Before he makes his SCR directorial debut, Taccone sat down and talked about this play—written specifically for Ivers by Richard Greenberg—and why it is the perfect vehicle to emerge from these uncertain times.
What makes A Shot Rang Out such a poignant and timely play?
Taccone: “Well, it doesn’t get any more topical. It’s about a guy who’s emerging from a pandemic. A guy who’s emerging from a place of great isolation for a very long time. A person who’s emerging from a place where his habits have been broken and new ones have had to take their place. … There are beautiful, long passages in this play where the character articulates his experience in a way that feels existentially, very, very immediate and relatable to everybody. Everybody. We’ve all gone through this thing for better and for worse. This struggle, which has brought up different things for different folks. But the struggle is there for everybody.”

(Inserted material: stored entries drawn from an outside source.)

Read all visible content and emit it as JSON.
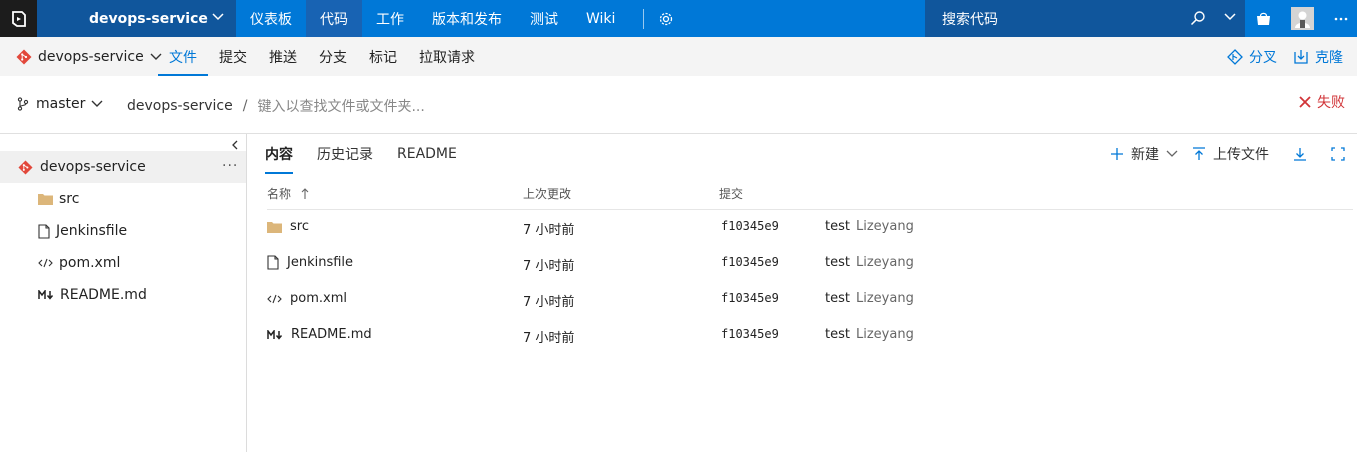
{
  "topnav": {
    "project": "devops-service",
    "items": [
      {
        "label": "仪表板",
        "active": false
      },
      {
        "label": "代码",
        "active": true
      },
      {
        "label": "工作",
        "active": false
      },
      {
        "label": "版本和发布",
        "active": false
      },
      {
        "label": "测试",
        "active": false
      },
      {
        "label": "Wiki",
        "active": false
      }
    ],
    "search_placeholder": "搜索代码",
    "icons": [
      "vsts-logo-icon",
      "settings-gear-icon",
      "search-icon",
      "chevron-down-icon",
      "marketplace-bag-icon",
      "user-avatar",
      "more-icon"
    ]
  },
  "subnav": {
    "repo": "devops-service",
    "tabs": [
      {
        "label": "文件",
        "active": true
      },
      {
        "label": "提交",
        "active": false
      },
      {
        "label": "推送",
        "active": false
      },
      {
        "label": "分支",
        "active": false
      },
      {
        "label": "标记",
        "active": false
      },
      {
        "label": "拉取请求",
        "active": false
      }
    ],
    "fork_label": "分叉",
    "clone_label": "克隆"
  },
  "pathbar": {
    "branch": "master",
    "repo": "devops-service",
    "separator": "/",
    "placeholder": "键入以查找文件或文件夹...",
    "status": "失败"
  },
  "tree": {
    "root": "devops-service",
    "more": "···",
    "items": [
      {
        "name": "src",
        "icon": "folder-icon"
      },
      {
        "name": "Jenkinsfile",
        "icon": "file-icon"
      },
      {
        "name": "pom.xml",
        "icon": "code-file-icon"
      },
      {
        "name": "README.md",
        "icon": "markdown-icon"
      }
    ]
  },
  "content": {
    "tabs": [
      {
        "label": "内容",
        "active": true
      },
      {
        "label": "历史记录",
        "active": false
      },
      {
        "label": "README",
        "active": false
      }
    ],
    "new_label": "新建",
    "upload_label": "上传文件",
    "columns": {
      "name": "名称",
      "last_change": "上次更改",
      "commit": "提交"
    },
    "rows": [
      {
        "name": "src",
        "icon": "folder-icon",
        "last_change": "7 小时前",
        "commit": "f10345e9",
        "message": "test",
        "author": "Lizeyang"
      },
      {
        "name": "Jenkinsfile",
        "icon": "file-icon",
        "last_change": "7 小时前",
        "commit": "f10345e9",
        "message": "test",
        "author": "Lizeyang"
      },
      {
        "name": "pom.xml",
        "icon": "code-file-icon",
        "last_change": "7 小时前",
        "commit": "f10345e9",
        "message": "test",
        "author": "Lizeyang"
      },
      {
        "name": "README.md",
        "icon": "markdown-icon",
        "last_change": "7 小时前",
        "commit": "f10345e9",
        "message": "test",
        "author": "Lizeyang"
      }
    ]
  },
  "colors": {
    "accent": "#0078d7",
    "project_bg": "#10569c",
    "error": "#d13438",
    "folder": "#dcb67a",
    "git": "#e2483b"
  }
}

What are the directorial challenges and nuances in directing a one-man play?
Taccone: “Directing a solo show is different than directing a multi-cast play. The relationship with the actor is different. It’s more intimate. You’re more privy to a single individual’s personal habits, nuances, behaviors, defense mechanisms and strengths. You get a front-row seat to this person and you are the audience. You’re sort of sitting in for another character in the play. … One person shows in general tend to be more intense. You have to understand who the individual is and what they need. ... What David (Ivers) needs isn’t what John Leguizamo needs and what John Leguizamo needs isn’t what Sarah Jones needs and certainly not what Carrie Fisher needed. There’s a very wide range of adaptive mechanisms that come into play when you engage with a particular person and the story they’re trying to tell.”
Talk about your relationship with David Ivers and what he brings to this challenging role:
Taccone: “It feels special because (he) is a longtime colleague and pal and associate. That feels like a really solid foundation to re-emerge into something approaching normalcy, if you can use that word anymore. … David has a long and illustrious and rich career as an actor. He came at this from the opposite way (I did). He was an actor for many years and then started to direct. … For him, this is about actually using muscles crying to be used.